Canadians themselves are also enthusiastic about the new role they are playing under the Nato flagship
“In 20 years from now historians would judge Afghanistan as a watershed in the Canadian history,” said a senior official in Kabul. He said that the Afghanistan engagement has drawn Canada out of the laid-back attitude vis-à-vis the rest of the world.
The young Canadian ambassador, Arif Lalani in Kabul, however, was more candid.
“The post 9/11 situation has confronted us with a new challenge and that is as to where does Canada stand when it comes to international engagement,” said Lalani, who takes pride in his country’s pro-active role in bringing Pakistan and Afghanistan together as well as on choosing key areas for rehabilitation and reconstruction in Afghanistan.
“Besides our military engagement, we chose education as the main sector for financing because we believe there is no way around education,” Lalani said.
Arif Lalani, the Canadian ambassador in Kabul, says that his government’s engagement in the social and education sector essentially underscores the need for strengthening the socio-economic sectors and the communities living in border areas through socio-economic initiatives
If successful these initiatives can also help in stabilising the Pakistan-Afghan relationship – which have been hot and cold since the demise of the Taliban regime in December 2001.
At least until early last year, Afghan officials dismissed such suggestions as mere “gimmicks employed by the Pakistani establishment to cover up its nexus with the insurgents.
During an international conference in Kabul about three years ago, Defense Minister General Rahim Wardak had openly lambasted Pakistan’s role in the tribal areas criticising ‘little action from the Pakistani side to change things’.
Ironically, Wardak’s view on the borderlands has radically changed; sometime last year, the defense minister told the Policy Advisory Group (PAG) – a consultative forum for the guidance of the Afghan government, that all need to address the improvement and reinforcement of socio-economic aspects of life on both sides of the Durand Line. ‘Only then can we counter the insurgency in the long run,’ was Wardak’s suggestion and it triggered a new debate on how to remove irritants from the Pak-Afghan relations, which essentially is intricately linked with the conditions in the tribal areas.
This interesting recommendation apparently went down well with the 40 nations that are currently part of the anti-terror international coalition in Afghanistan.
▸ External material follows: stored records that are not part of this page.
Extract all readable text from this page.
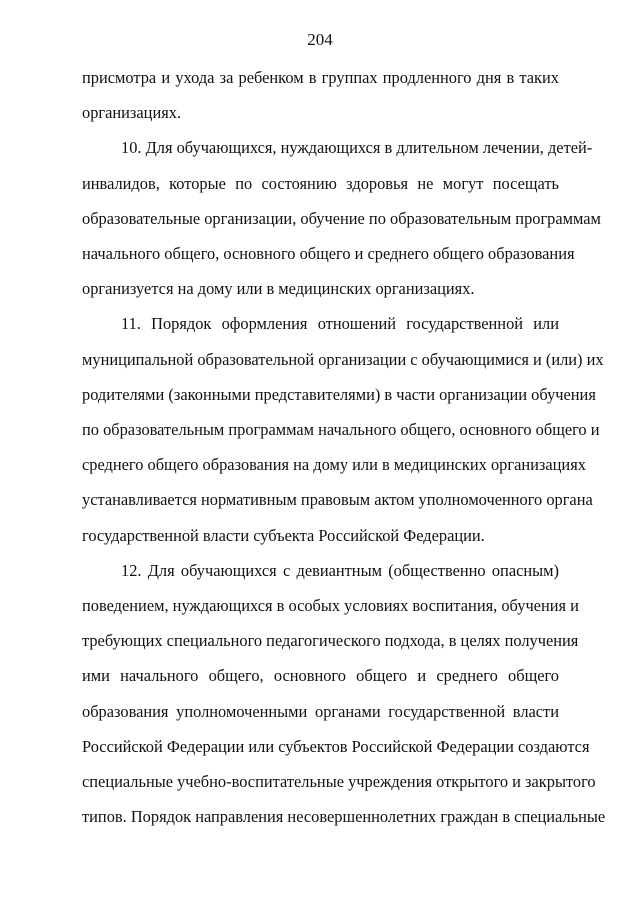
204
присмотра и ухода за ребенком в группах продленного дня в таких
организациях.
10. Для обучающихся, нуждающихся в длительном лечении, детей-
инвалидов, которые по состоянию здоровья не могут посещать
образовательные организации, обучение по образовательным программам
начального общего, основного общего и среднего общего образования
организуется на дому или в медицинских организациях.
11. Порядок оформления отношений государственной или
муниципальной образовательной организации с обучающимися и (или) их
родителями (законными представителями) в части организации обучения
по образовательным программам начального общего, основного общего и
среднего общего образования на дому или в медицинских организациях
устанавливается нормативным правовым актом уполномоченного органа
государственной власти субъекта Российской Федерации.
12. Для обучающихся с девиантным (общественно опасным)
поведением, нуждающихся в особых условиях воспитания, обучения и
требующих специального педагогического подхода, в целях получения
ими начального общего, основного общего и среднего общего
образования уполномоченными органами государственной власти
Российской Федерации или субъектов Российской Федерации создаются
специальные учебно-воспитательные учреждения открытого и закрытого
типов. Порядок направления несовершеннолетних граждан в специальные
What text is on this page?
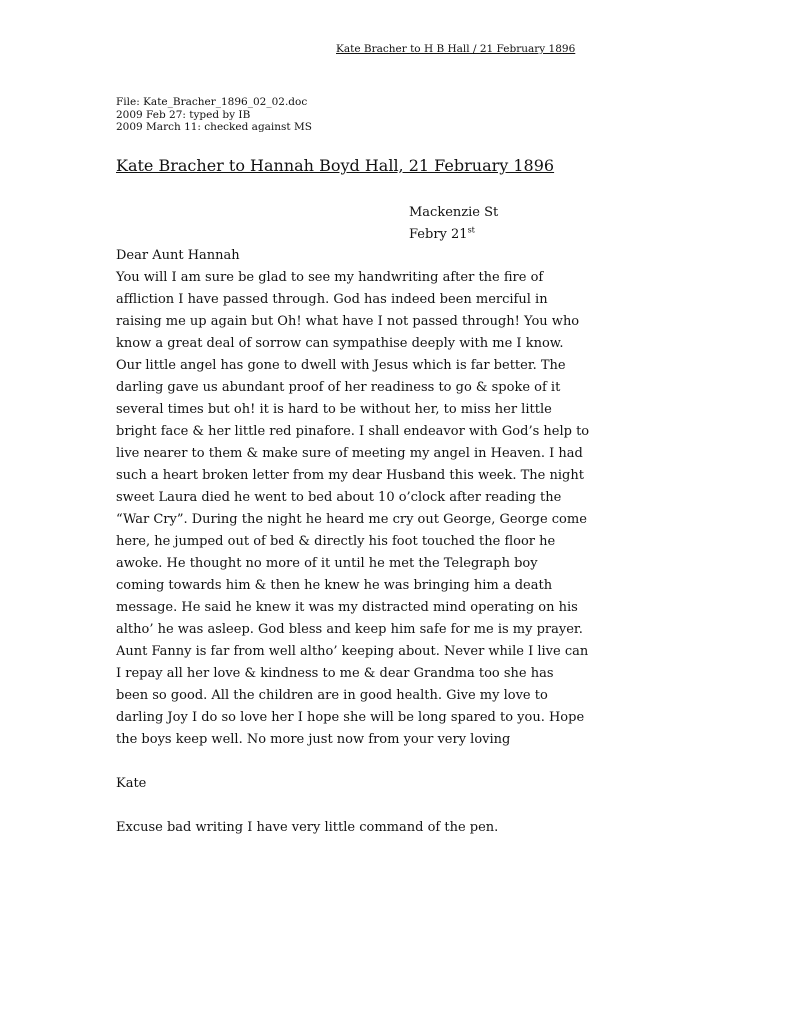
Kate Bracher to H B Hall / 21 February 1896
File: Kate_Bracher_1896_02_02.doc
2009 Feb 27: typed by IB
2009 March 11: checked against MS
Kate Bracher to Hannah Boyd Hall, 21 February 1896
Mackenzie St
Febry 21st
Dear Aunt Hannah
You will I am sure be glad to see my handwriting after the fire of
affliction I have passed through. God has indeed been merciful in
raising me up again but Oh! what have I not passed through! You who
know a great deal of sorrow can sympathise deeply with me I know.
Our little angel has gone to dwell with Jesus which is far better. The
darling gave us abundant proof of her readiness to go & spoke of it
several times but oh! it is hard to be without her, to miss her little
bright face & her little red pinafore. I shall endeavor with God’s help to
live nearer to them & make sure of meeting my angel in Heaven. I had
such a heart broken letter from my dear Husband this week. The night
sweet Laura died he went to bed about 10 o’clock after reading the
“War Cry”. During the night he heard me cry out George, George come
here, he jumped out of bed & directly his foot touched the floor he
awoke. He thought no more of it until he met the Telegraph boy
coming towards him & then he knew he was bringing him a death
message. He said he knew it was my distracted mind operating on his
altho’ he was asleep. God bless and keep him safe for me is my prayer.
Aunt Fanny is far from well altho’ keeping about. Never while I live can
I repay all her love & kindness to me & dear Grandma too she has
been so good. All the children are in good health. Give my love to
darling Joy I do so love her I hope she will be long spared to you. Hope
the boys keep well. No more just now from your very loving
Kate
Excuse bad writing I have very little command of the pen.
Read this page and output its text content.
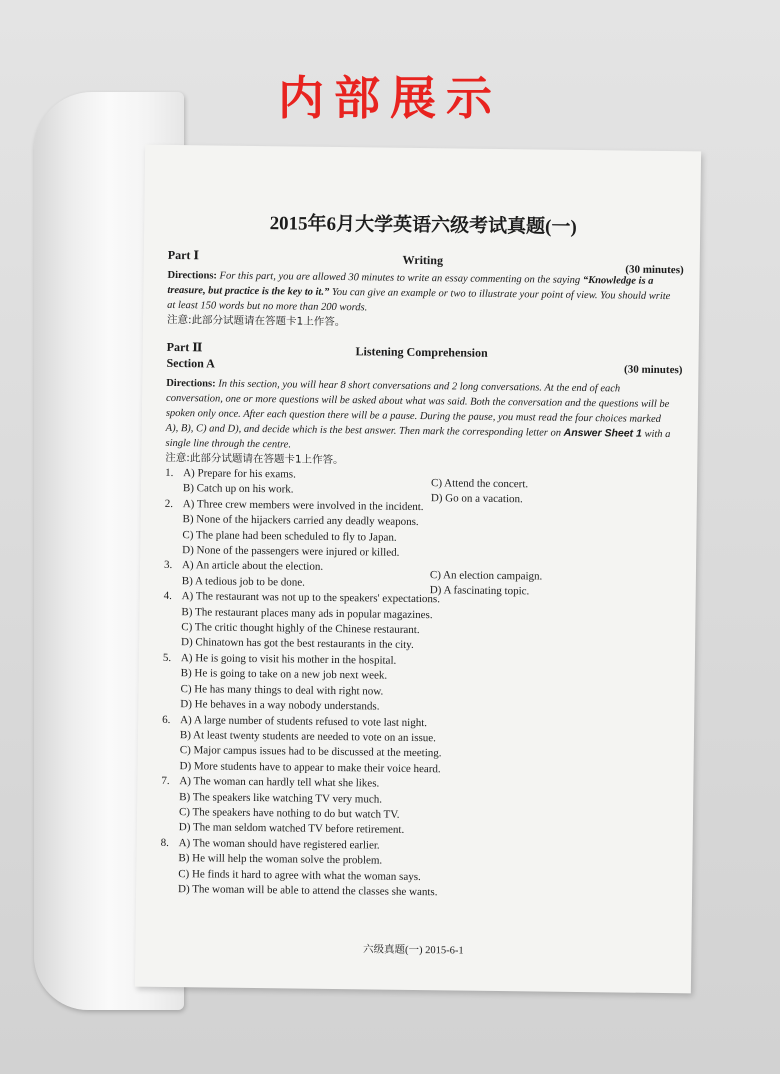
内部展示
2015年6月大学英语六级考试真题(一)
Part Ⅰ	Writing
(30 minutes)

Directions: For this part, you are allowed 30 minutes to write an essay commenting on the saying “Knowledge is a treasure, but practice is the key to it.” You can give an example or two to illustrate your point of view. You should write at least 150 words but no more than 200 words.

注意:此部分试题请在答题卡1上作答。
Part Ⅱ	Listening Comprehension
Section A	(30 minutes)

Directions: In this section, you will hear 8 short conversations and 2 long conversations. At the end of each conversation, one or more questions will be asked about what was said. Both the conversation and the questions will be spoken only once. After each question there will be a pause. During the pause, you must read the four choices marked A), B), C) and D), and decide which is the best answer. Then mark the corresponding letter on Answer Sheet 1 with a single line through the centre.

注意:此部分试题请在答题卡1上作答。
1. A) Prepare for his exams.
B) Catch up on his work.	C) Attend the concert.
D) Go on a vacation.
2. A) Three crew members were involved in the incident.
B) None of the hijackers carried any deadly weapons.
C) The plane had been scheduled to fly to Japan.
D) None of the passengers were injured or killed.
3. A) An article about the election.
B) A tedious job to be done.	C) An election campaign.
D) A fascinating topic.
4. A) The restaurant was not up to the speakers' expectations.
B) The restaurant places many ads in popular magazines.
C) The critic thought highly of the Chinese restaurant.
D) Chinatown has got the best restaurants in the city.
5. A) He is going to visit his mother in the hospital.
B) He is going to take on a new job next week.
C) He has many things to deal with right now.
D) He behaves in a way nobody understands.
6. A) A large number of students refused to vote last night.
B) At least twenty students are needed to vote on an issue.
C) Major campus issues had to be discussed at the meeting.
D) More students have to appear to make their voice heard.
7. A) The woman can hardly tell what she likes.
B) The speakers like watching TV very much.
C) The speakers have nothing to do but watch TV.
D) The man seldom watched TV before retirement.
8. A) The woman should have registered earlier.
B) He will help the woman solve the problem.
C) He finds it hard to agree with what the woman says.
D) The woman will be able to attend the classes she wants.
六级真题(一) 2015-6-1
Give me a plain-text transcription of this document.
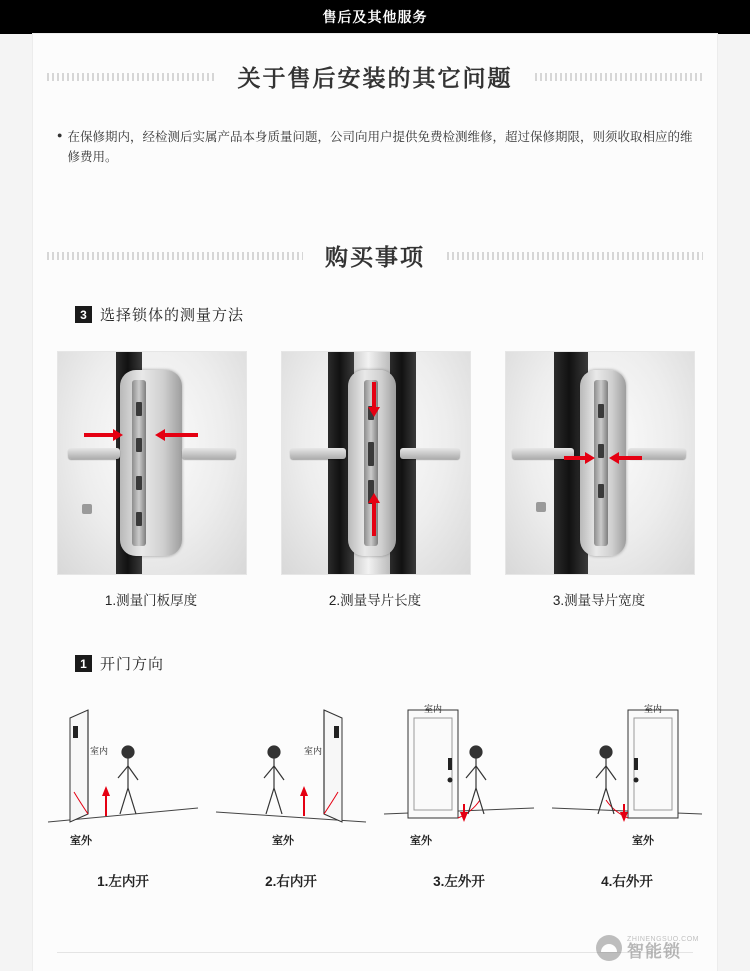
售后及其他服务
关于售后安装的其它问题
● 在保修期内，经检测后实属产品本身质量问题，公司向用户提供免费检测维修，超过保修期限，则须收取相应的维修费用。
购买事项
3 选择锁体的测量方法
1.测量门板厚度	2.测量导片长度	3.测量导片宽度
1 开门方向
室内
室外
1.左内开
室内
室外
2.右内开
室内
室外
3.左外开
室内
室外
4.右外开
ZHINENGSUO.COM
智能锁
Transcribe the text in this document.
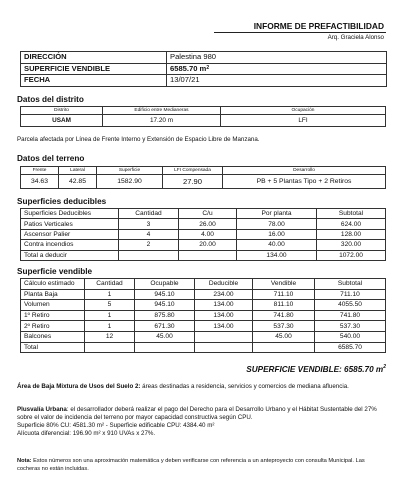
INFORME DE PREFACTIBILIDAD
Arq. Graciela Alonso
DIRECCIÓN	Palestina 980
SUPERFICIE VENDIBLE	6585.70 $m^2$
FECHA	13/07/21
Datos del distrito
Distrito	Edificio entre Medianeras	Ocupación
USAM	17.20 m	LFI
Parcela afectada por Línea de Frente Interno y Extensión de Espacio Libre de Manzana.
Datos del terreno
Frente	Lateral	Superficie	LFI Compensada	Desarrollo
34.63	42.85	1582.90	27.90	PB + 5 Plantas Tipo + 2 Retiros
Superficies deducibles
Superficies Deducibles	Cantidad	C/u	Por planta	Subtotal
Patios Verticales	3	26.00	78.00	624.00
Ascensor Palier	4	4.00	16.00	128.00
Contra incendios	2	20.00	40.00	320.00
Total a deducir			134.00	1072.00
Superficie vendible
Cálculo estimado	Cantidad	Ocupable	Deducible	Vendible	Subtotal
Planta Baja	1	945.10	234.00	711.10	711.10
Volumen	5	945.10	134.00	811.10	4055.50
1º Retiro	1	875.80	134.00	741.80	741.80
2º Retiro	1	671.30	134.00	537.30	537.30
Balcones	12	45.00		45.00	540.00
Total					6585.70
SUPERFICIE VENDIBLE: 6585.70 $m^2$
Área de Baja Mixtura de Usos del Suelo 2: áreas destinadas a residencia, servicios y comercios de mediana afluencia.
Plusvalía Urbana: el desarrollador deberá realizar el pago del Derecho para el Desarrollo Urbano y el Hábitat Sustentable del 27% sobre el valor de incidencia del terreno por mayor capacidad constructiva según CPU.
Superficie 80% CU: 4581.30 m² - Superficie edificable CPU: 4384.40 m²
Alícuota diferencial: 196.90 m² x 910 UVAs x 27%.
Nota: Estos números son una aproximación matemática y deben verificarse con referencia a un anteproyecto con consulta Municipal. Las cocheras no están incluidas.
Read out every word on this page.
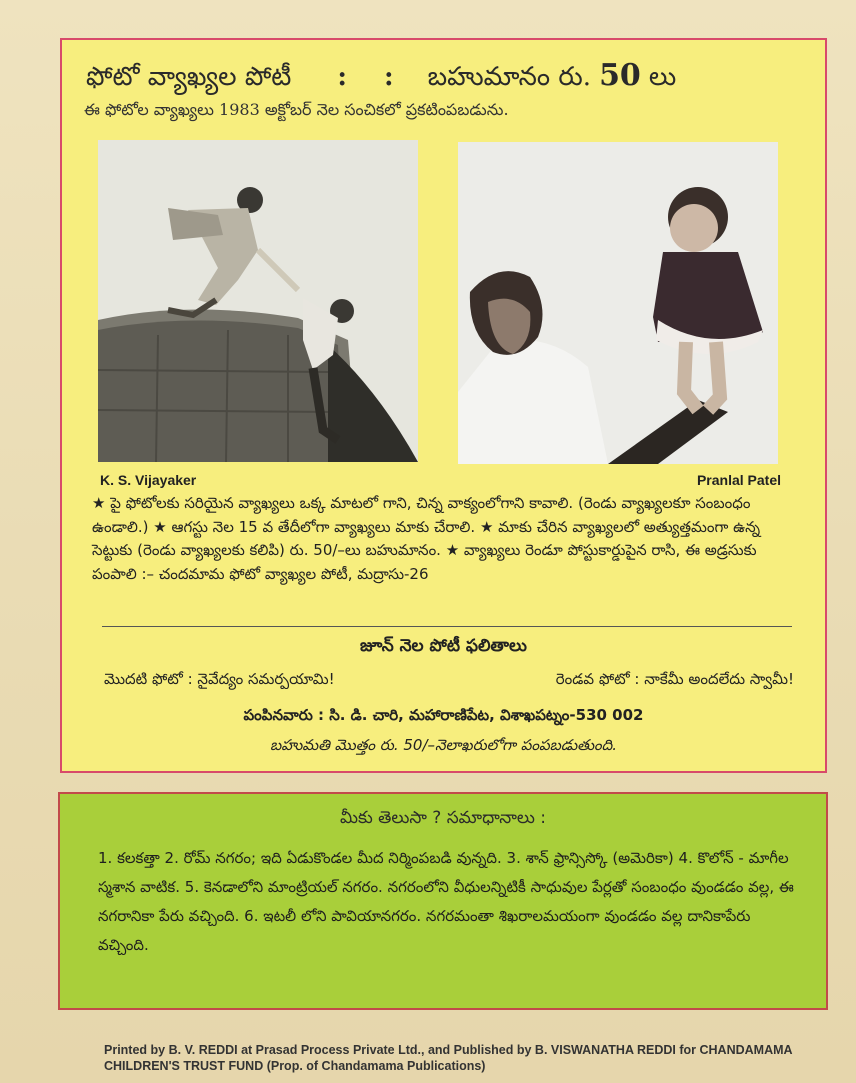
ఫోటో వ్యాఖ్యల పోటీ : : బహుమానం రు. 50 లు
ఈ ఫోటోల వ్యాఖ్యలు 1983 అక్టోబర్ నెల సంచికలో ప్రకటింపబడును.
K. S. Vijayaker	Pranlal Patel
★ పై ఫోటోలకు సరియైన వ్యాఖ్యలు ఒక్క మాటలో గాని, చిన్న వాక్యంలోగాని కావాలి. (రెండు వ్యాఖ్యలకూ సంబంధం ఉండాలి.) ★ ఆగస్టు నెల 15 వ తేదీలోగా వ్యాఖ్యలు మాకు చేరాలి. ★ మాకు చేరిన వ్యాఖ్యలలో అత్యుత్తమంగా ఉన్న సెట్టుకు (రెండు వ్యాఖ్యలకు కలిపి) రు. 50/–లు బహుమానం. ★ వ్యాఖ్యలు రెండూ పోస్టుకార్డుపైన రాసి, ఈ అడ్రసుకు పంపాలి :– చందమామ ఫోటో వ్యాఖ్యల పోటీ, మద్రాసు-26
జూన్ నెల పోటీ ఫలితాలు
మొదటి ఫోటో : నైవేద్యం సమర్పయామి!	రెండవ ఫోటో : నాకేమీ అందలేదు స్వామీ!
పంపినవారు : సి. డి. చారి, మహారాణిపేట, విశాఖపట్నం-530 002
బహుమతి మొత్తం రు. 50/–నెలాఖరులోగా పంపబడుతుంది.
మీకు తెలుసా ? సమాధానాలు :
1. కలకత్తా 2. రోమ్ నగరం; ఇది ఏడుకొండల మీద నిర్మింపబడి వున్నది. 3. శాన్ ఫ్రాన్సిస్కో (అమెరికా) 4. కొలోన్ - మాగీల స్మశాన వాటిక. 5. కెనడాలోని మాంట్రియల్ నగరం. నగరంలోని వీధులన్నిటికీ సాధువుల పేర్లతో సంబంధం వుండడం వల్ల, ఈ నగరానికా పేరు వచ్చింది. 6. ఇటలీ లోని పావియానగరం. నగరమంతా శిఖరాలమయంగా వుండడం వల్ల దానికాపేరు వచ్చింది.
Printed by B. V. REDDI at Prasad Process Private Ltd., and Published by B. VISWANATHA REDDI for CHANDAMAMA CHILDREN'S TRUST FUND (Prop. of Chandamama Publications)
This, according to a Western diplomat, also made sense in view of the huge swathes of land along the Durand Line that had for decades practically remained ungoverned and inaccessible.
Obviously sane elements in both countries kept demanding a holistic approach for containing the spiraling insurgency and then eventually rooting it out. This necessitated the management of the border region in a way that would on the one hand allow the legitimate flow of people and goods between Afghanistan and Pakistan and on the other prevent illicit movement of materials and insurgents.
Many Western European diplomats and analysts based in Kabul also demonstrated greater understanding for the need of such a comprehensive strategy across the Durand Line as a necessary condition for long-term stability, security and economic development in both countries.